If the ants were doing their job, Bloodroot would be easier to find. The woods would be carpeted with it, like they are with Spring Beauties and Squill, now.

As it is, I have to get my knees muddy searching for it. If the forest faeries are feeling a need for amusement, they’ll send a couple teenagers along the path to find me butt-up and nose-down in the shady leaf mold.

Pride and decorum be damned, there’s only so many spring days to find Bloodroot. I’m glad to have enjoyed it for another year.

Celebrating spring

I feasted on some familiar delights today… daffs and crocus and forsythia, a beginner’s yoga class that left me feeling competent for a change (!), a longish walk with Luka past the neighborhood raspberry fields with their huge clump of purple hyacinths blooming right in the middle, the soft fur on Boomer’s cheek with his big ears drooping to meet my fingers, the local osprey pair rebuilding their cell tower nest after it was removed this past winter, newly arrived great egrets stalking the creek at low-tide… all brought a comfortable smile to my face.

How did you celebrate this day?

Of salt, in gray

Spring days used to always smell like this. Of seaweed-tangled mussels at low tide. Of cat-tail smoke and creosoted piers. Of salt.

And beyond the ticky-tack of the boardwalk, I’d wander the dunes until sunset. Blanket in hand, I’d crawl across the sand to lie in the sun’s last rays where seagulls circled and circled overhead.

Returning to the faces that had worried away the afternoon, I’d offer up the day’s harvest of sea glass, fingers aching with grit and salt, forgiven for not being lost.

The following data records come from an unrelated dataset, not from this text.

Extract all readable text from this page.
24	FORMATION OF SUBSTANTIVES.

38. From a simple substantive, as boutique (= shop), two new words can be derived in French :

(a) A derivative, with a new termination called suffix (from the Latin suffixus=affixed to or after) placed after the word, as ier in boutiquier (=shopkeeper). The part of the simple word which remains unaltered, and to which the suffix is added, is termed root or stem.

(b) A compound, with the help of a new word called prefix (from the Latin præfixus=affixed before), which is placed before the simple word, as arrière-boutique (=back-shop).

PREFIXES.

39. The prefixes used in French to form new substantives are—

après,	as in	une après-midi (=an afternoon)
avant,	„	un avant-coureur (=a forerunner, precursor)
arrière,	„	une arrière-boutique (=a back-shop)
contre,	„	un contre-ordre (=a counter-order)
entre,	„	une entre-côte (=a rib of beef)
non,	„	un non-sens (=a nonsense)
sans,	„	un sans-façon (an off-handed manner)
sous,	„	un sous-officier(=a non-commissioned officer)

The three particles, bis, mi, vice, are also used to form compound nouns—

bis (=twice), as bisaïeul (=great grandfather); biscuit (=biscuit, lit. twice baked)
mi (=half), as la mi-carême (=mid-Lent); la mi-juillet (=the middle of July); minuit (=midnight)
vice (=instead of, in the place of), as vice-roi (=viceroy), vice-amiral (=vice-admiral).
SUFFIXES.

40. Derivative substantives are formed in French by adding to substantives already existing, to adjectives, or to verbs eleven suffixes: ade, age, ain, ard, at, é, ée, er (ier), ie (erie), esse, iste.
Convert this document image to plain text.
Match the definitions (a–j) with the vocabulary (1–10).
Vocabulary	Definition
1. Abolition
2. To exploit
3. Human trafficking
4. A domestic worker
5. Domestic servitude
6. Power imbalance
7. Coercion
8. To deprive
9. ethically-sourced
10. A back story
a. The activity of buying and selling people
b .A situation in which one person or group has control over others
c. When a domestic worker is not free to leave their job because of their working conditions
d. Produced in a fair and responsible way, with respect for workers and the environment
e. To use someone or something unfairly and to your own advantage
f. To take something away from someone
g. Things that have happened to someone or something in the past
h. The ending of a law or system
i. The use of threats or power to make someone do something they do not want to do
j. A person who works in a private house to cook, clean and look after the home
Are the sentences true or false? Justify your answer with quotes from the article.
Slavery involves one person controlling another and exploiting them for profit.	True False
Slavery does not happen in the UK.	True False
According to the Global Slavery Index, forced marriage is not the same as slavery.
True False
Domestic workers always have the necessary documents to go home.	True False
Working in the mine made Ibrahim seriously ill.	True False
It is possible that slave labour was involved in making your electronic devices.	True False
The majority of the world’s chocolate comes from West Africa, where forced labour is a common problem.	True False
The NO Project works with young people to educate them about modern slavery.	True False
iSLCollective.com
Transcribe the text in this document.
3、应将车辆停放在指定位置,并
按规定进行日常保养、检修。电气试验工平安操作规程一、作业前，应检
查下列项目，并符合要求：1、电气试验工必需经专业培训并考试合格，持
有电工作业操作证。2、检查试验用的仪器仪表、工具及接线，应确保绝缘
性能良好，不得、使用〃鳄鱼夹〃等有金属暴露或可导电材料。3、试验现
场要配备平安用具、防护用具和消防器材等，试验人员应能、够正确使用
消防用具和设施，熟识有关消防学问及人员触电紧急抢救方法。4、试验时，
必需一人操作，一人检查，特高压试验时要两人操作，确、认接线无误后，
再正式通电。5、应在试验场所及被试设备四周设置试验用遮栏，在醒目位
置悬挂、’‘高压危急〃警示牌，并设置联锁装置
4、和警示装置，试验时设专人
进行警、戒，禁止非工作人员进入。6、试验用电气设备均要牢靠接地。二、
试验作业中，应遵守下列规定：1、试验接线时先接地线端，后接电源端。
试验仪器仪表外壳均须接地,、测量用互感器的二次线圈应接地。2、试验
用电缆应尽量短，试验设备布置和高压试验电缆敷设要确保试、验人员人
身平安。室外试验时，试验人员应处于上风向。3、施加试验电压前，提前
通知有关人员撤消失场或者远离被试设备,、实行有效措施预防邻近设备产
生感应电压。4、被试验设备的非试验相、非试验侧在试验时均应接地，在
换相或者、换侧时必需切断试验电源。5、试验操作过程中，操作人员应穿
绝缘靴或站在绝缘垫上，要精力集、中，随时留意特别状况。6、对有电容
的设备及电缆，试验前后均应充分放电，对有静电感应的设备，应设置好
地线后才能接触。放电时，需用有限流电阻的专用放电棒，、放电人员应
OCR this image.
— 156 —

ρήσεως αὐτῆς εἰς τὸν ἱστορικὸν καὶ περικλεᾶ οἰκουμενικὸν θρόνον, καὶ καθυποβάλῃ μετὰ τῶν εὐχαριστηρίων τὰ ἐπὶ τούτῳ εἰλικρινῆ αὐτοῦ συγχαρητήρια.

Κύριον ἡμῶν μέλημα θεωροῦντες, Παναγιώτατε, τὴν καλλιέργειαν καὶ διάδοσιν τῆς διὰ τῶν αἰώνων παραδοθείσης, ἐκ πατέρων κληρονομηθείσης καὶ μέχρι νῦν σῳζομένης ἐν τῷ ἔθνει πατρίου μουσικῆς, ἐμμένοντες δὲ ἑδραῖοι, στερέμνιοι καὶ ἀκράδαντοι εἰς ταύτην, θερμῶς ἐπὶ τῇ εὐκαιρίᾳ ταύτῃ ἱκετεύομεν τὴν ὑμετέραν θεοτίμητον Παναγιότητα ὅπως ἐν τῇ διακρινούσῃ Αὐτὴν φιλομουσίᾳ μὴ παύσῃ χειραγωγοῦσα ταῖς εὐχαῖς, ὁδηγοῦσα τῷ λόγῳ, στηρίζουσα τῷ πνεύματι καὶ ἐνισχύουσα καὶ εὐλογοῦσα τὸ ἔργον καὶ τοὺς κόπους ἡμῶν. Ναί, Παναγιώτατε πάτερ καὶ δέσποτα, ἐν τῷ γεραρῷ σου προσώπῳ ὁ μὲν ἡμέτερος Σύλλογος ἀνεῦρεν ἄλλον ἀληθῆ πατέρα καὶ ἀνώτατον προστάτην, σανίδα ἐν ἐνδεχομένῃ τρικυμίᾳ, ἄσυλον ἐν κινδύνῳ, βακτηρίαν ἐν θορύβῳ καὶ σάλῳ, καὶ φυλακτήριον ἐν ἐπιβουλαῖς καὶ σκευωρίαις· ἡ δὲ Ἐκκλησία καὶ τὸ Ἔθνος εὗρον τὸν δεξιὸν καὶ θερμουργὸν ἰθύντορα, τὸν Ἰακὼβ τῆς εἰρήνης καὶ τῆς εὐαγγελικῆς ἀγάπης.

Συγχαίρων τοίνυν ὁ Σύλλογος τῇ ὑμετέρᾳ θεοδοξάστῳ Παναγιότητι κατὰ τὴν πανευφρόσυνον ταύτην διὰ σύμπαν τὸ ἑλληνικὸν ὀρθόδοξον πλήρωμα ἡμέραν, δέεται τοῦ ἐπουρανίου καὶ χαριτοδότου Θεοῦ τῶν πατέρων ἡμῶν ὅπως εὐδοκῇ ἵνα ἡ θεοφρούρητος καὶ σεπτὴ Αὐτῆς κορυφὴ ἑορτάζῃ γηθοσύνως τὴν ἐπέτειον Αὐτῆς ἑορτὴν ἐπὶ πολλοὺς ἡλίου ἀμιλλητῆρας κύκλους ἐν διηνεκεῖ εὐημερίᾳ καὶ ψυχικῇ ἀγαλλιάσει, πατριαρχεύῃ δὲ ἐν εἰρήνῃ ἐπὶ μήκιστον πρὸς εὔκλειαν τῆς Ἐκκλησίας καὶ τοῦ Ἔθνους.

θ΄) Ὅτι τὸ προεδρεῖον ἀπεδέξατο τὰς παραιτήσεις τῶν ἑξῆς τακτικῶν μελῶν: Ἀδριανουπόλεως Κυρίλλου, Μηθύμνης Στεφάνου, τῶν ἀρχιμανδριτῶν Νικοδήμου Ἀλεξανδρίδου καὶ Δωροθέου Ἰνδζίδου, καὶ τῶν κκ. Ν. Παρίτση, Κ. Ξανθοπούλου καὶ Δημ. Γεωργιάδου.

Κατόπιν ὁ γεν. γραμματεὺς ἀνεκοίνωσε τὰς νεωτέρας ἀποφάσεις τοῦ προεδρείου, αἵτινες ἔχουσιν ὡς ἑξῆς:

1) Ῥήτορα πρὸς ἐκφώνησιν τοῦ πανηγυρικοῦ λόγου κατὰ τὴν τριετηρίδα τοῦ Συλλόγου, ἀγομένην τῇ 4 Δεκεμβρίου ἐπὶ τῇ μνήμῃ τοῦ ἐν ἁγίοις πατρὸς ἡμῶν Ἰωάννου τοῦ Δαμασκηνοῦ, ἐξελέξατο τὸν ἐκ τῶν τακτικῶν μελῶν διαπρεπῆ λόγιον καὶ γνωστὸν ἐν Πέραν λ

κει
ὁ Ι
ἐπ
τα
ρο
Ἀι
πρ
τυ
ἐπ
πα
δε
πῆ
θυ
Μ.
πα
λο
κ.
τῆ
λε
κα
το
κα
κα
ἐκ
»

But I was lost. Wandering after whatever it was in the cool spring air that made the gulls call to me, joyfully following their shallow tracks in sand and sky. Something… there was so much I wanted then. I didn’t know what, only that when most alone, under the guise of beach walking, silence would tell me what I listened for.

I’m still wandering into spring afternoons after old scents and old sounds; as if one could open the past for me and let me find the girl that wanders there.

Today I thought about salt and how my life could be clean and simple if I reduce it all to salt; how I’ll be able to talk to someone without going from pure joy to silence. And touch someone without going from truth to concealment. Salt is the only thing that lasts here at the shore. It gets into everything, your hair, eyes, clothes.

I like to think of myself turned to salt and all that I love turned to salt. To think of walking down to the beach, stepping on the backs of a million dead clams and how gray can be so beautiful. How if you aren’t careful, you can just walk right into that alluring current and imagine what lies in a horizon you never knew was there, where the gray from the sky and the gray from the sea meet. Looking over the Atlantic at the edge of the continent, you can see all this crashing at your feet in cold rich foam, in salt, in gray.